After landing from the Los Angeles to Narita flight yesterday, we headed over to the domestic terminal for our Narita to Nagoya flight on Japan Airlines. The domestic lounge is pretty simple, and I got caught up on email for a couple of hours. About 15 minutes before we were scheduled to board, my travel companion and I (or at least names slightly resembling ours’) were paged in the lounge. My friend was on a call, so I went to the desk for both of us, and was rather concerned about what might be wrong, since the flight still showed on time when I checked a few minutes earlier.
There were three agents standing there with frowns on their faces — “Mr. Lucky, I’m so very sorry, but is it okay if we give you a better seat?” I looked a bit surprised, though they had a laminated piece of paper with the aircraft’s seatmap. “Mr. Lucky, I’m so sorry, may I put you in 1K, this is a first class seat?” I said “that would be great, and where would my friend sit, in 2K or 1G?”
All three of them covered their mouths and let out a collective gasp. “I’m so sorry, you are traveling together?!” I said “yes,” and they said he would be in 1G, which is immediately across the aisle. I said I’m sure that would be just fine (given that the plane’s configuration is 1-1-1), and all three of them thanked me profusely and apologized once again, concerned this arrangement might not be okay since we would be seated so far apart.
The first class seats on this aircraft were JAL’s older model first class seats, the same one I flew in from Narita to New York a few years ago.
Since there’s still a trip report on the way, let me just hit on four points about the flight:
What are we, pre-boarding the cast from Dora the Explorer?
Here’s a close-up of who they’re actually trying to pre-board (cause obviously anyone under seven and over 65 wears a hat).
We flew right next to Mt. Fuji. Holy wow!
While the flight attendants were super-friendly, they make in-flight service at US airlines look impressive. The service onboard consisted exclusively of a beverage served in a small plastic cup with a lid.

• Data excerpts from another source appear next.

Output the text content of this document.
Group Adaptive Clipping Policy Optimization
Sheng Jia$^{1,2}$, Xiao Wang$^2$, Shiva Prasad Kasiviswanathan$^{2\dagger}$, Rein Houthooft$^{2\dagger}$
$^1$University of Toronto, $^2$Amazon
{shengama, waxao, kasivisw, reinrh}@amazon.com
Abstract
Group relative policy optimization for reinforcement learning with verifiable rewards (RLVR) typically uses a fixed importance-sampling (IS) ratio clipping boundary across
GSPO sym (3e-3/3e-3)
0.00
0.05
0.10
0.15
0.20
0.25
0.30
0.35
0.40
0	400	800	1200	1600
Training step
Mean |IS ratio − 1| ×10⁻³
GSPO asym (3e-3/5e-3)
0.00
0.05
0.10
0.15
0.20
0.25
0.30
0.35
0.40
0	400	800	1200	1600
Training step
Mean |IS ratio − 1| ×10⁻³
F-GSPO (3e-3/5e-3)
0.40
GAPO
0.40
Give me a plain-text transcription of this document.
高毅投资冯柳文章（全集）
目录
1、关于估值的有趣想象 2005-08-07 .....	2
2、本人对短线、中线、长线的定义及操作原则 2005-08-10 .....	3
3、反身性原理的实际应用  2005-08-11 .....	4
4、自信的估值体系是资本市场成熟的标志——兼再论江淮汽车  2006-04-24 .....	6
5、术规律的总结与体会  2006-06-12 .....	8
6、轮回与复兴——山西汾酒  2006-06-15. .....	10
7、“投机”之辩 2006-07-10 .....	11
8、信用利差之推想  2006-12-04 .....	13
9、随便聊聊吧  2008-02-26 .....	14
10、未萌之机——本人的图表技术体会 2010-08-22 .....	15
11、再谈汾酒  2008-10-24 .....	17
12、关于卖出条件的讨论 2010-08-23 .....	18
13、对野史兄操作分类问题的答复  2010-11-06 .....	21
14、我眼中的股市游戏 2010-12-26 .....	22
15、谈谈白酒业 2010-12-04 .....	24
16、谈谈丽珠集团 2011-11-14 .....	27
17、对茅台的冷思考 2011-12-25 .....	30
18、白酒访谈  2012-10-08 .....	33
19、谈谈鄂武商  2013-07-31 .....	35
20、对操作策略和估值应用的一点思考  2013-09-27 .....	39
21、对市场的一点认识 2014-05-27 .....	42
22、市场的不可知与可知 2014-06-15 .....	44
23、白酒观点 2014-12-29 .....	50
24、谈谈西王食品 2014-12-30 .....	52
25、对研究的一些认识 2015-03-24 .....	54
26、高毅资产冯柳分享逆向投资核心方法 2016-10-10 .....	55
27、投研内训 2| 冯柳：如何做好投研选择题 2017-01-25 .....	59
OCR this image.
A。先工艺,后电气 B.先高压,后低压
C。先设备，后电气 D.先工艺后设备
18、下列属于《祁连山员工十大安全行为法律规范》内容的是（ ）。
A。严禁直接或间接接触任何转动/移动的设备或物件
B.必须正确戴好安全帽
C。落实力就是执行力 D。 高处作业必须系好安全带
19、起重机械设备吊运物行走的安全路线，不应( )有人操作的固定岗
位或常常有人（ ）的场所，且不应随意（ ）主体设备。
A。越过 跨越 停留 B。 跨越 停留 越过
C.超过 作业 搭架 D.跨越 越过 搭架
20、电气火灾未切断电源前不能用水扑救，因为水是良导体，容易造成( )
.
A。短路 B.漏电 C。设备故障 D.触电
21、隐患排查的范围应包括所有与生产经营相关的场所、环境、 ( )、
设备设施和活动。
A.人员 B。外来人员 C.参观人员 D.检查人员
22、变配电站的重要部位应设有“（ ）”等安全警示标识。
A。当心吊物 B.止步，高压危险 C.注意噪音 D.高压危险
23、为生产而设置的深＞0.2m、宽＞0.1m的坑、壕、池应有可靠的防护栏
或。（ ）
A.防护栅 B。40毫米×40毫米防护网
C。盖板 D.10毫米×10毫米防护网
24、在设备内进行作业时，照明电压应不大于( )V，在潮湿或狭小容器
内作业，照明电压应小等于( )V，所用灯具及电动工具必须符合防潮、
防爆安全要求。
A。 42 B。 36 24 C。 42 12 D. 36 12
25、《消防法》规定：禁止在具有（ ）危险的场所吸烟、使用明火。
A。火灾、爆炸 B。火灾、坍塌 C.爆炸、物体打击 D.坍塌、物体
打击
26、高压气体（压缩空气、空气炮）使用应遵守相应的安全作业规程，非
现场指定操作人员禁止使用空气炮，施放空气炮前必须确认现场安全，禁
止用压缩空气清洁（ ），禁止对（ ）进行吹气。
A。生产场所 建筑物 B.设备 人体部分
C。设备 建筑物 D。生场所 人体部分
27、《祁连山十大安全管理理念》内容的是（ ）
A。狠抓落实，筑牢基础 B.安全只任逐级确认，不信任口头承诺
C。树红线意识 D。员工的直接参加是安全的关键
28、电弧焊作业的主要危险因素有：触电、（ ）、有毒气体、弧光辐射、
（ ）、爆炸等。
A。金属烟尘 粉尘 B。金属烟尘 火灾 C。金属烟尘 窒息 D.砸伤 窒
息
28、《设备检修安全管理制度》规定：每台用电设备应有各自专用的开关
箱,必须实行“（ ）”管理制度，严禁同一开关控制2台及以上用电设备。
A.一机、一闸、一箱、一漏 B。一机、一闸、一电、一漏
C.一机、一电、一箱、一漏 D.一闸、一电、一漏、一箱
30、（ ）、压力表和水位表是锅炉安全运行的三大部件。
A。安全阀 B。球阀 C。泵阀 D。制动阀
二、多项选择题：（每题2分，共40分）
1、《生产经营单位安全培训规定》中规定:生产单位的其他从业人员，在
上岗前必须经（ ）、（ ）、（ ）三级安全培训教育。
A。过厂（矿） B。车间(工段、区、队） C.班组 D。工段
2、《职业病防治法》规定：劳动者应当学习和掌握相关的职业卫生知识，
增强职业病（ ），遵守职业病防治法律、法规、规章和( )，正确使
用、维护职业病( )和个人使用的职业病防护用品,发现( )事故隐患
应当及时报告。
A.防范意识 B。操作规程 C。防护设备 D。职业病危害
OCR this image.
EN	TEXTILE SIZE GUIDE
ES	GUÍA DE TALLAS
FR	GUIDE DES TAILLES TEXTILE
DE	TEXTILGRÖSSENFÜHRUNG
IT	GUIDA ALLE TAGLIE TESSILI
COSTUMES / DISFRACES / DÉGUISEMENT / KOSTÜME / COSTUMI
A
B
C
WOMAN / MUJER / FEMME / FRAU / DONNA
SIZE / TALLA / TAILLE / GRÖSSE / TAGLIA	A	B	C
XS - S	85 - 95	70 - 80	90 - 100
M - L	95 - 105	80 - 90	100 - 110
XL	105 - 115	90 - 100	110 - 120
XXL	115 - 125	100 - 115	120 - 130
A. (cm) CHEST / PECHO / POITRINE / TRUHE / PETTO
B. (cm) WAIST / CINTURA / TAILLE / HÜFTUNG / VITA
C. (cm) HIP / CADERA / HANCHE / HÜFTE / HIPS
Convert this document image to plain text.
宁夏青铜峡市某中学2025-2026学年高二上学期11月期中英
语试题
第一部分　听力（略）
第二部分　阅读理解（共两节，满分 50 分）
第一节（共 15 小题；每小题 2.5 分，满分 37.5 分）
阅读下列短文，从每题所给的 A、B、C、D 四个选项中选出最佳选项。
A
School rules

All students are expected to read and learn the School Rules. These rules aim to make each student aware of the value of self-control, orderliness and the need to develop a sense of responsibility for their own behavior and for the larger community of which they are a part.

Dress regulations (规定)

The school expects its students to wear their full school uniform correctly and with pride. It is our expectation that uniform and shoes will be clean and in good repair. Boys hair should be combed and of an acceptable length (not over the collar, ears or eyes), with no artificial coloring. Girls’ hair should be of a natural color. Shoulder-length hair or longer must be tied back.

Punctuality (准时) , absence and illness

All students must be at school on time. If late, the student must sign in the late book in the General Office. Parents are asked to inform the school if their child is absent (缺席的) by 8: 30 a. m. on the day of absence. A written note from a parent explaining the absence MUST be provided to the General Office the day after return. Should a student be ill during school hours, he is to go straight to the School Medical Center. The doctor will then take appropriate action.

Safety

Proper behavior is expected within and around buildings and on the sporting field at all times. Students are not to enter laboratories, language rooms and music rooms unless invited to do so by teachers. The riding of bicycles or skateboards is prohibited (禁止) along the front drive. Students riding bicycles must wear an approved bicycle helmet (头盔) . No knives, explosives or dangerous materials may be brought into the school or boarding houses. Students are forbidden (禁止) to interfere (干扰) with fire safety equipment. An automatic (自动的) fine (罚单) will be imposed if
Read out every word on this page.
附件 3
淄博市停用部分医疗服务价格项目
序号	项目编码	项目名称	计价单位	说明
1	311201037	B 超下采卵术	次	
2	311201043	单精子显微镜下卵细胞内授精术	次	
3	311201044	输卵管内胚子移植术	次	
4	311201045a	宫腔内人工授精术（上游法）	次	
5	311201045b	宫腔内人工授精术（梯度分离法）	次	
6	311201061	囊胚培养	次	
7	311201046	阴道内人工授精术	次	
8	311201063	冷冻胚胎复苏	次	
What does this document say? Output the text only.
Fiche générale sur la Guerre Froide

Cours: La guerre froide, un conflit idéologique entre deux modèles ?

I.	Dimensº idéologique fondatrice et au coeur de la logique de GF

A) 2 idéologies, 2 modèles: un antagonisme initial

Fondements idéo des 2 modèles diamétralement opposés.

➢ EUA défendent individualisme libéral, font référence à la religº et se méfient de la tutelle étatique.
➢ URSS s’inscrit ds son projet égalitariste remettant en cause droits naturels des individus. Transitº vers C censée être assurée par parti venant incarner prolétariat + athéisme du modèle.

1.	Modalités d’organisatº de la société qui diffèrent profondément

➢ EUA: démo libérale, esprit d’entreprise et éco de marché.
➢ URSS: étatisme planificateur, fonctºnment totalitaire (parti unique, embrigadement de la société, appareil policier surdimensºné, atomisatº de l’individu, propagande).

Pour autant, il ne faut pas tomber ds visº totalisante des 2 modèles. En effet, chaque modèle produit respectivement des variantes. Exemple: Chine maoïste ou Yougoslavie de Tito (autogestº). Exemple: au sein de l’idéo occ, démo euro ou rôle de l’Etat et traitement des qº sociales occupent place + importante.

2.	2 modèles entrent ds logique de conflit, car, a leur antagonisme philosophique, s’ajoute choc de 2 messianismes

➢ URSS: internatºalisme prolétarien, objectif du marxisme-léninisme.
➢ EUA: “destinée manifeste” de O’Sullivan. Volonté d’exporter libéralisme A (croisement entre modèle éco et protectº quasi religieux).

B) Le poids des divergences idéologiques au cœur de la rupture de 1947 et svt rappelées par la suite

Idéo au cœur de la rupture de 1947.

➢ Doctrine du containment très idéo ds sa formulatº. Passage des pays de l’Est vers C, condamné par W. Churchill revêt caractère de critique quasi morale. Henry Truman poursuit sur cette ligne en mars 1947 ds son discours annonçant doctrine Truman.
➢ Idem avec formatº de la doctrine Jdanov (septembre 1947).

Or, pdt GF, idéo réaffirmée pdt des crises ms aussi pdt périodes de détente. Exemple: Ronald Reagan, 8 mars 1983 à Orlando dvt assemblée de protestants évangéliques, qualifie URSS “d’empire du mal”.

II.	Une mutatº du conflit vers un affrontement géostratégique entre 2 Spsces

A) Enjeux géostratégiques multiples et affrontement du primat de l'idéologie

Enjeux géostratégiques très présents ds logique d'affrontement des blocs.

Turbulence and announcements
The flight was bumpy as could be. We were rocking and rolling the whole way. The funny thing is that the seatbelt sign stayed off for the entire flight, until we began our descent. When the seatbelt sign was turned on the purser said “ladies and gentlemen, we are expecting a little bit of turbulence, so the captain has turned on the seatbelt sign.” So, what have we been experiencing for the past 30 minutes? Funny enough there wasn’t a single bump for the rest of the flight once the seatbelt sign was turned on.
An all around enjoyable experience, and now I’m in Kyoto.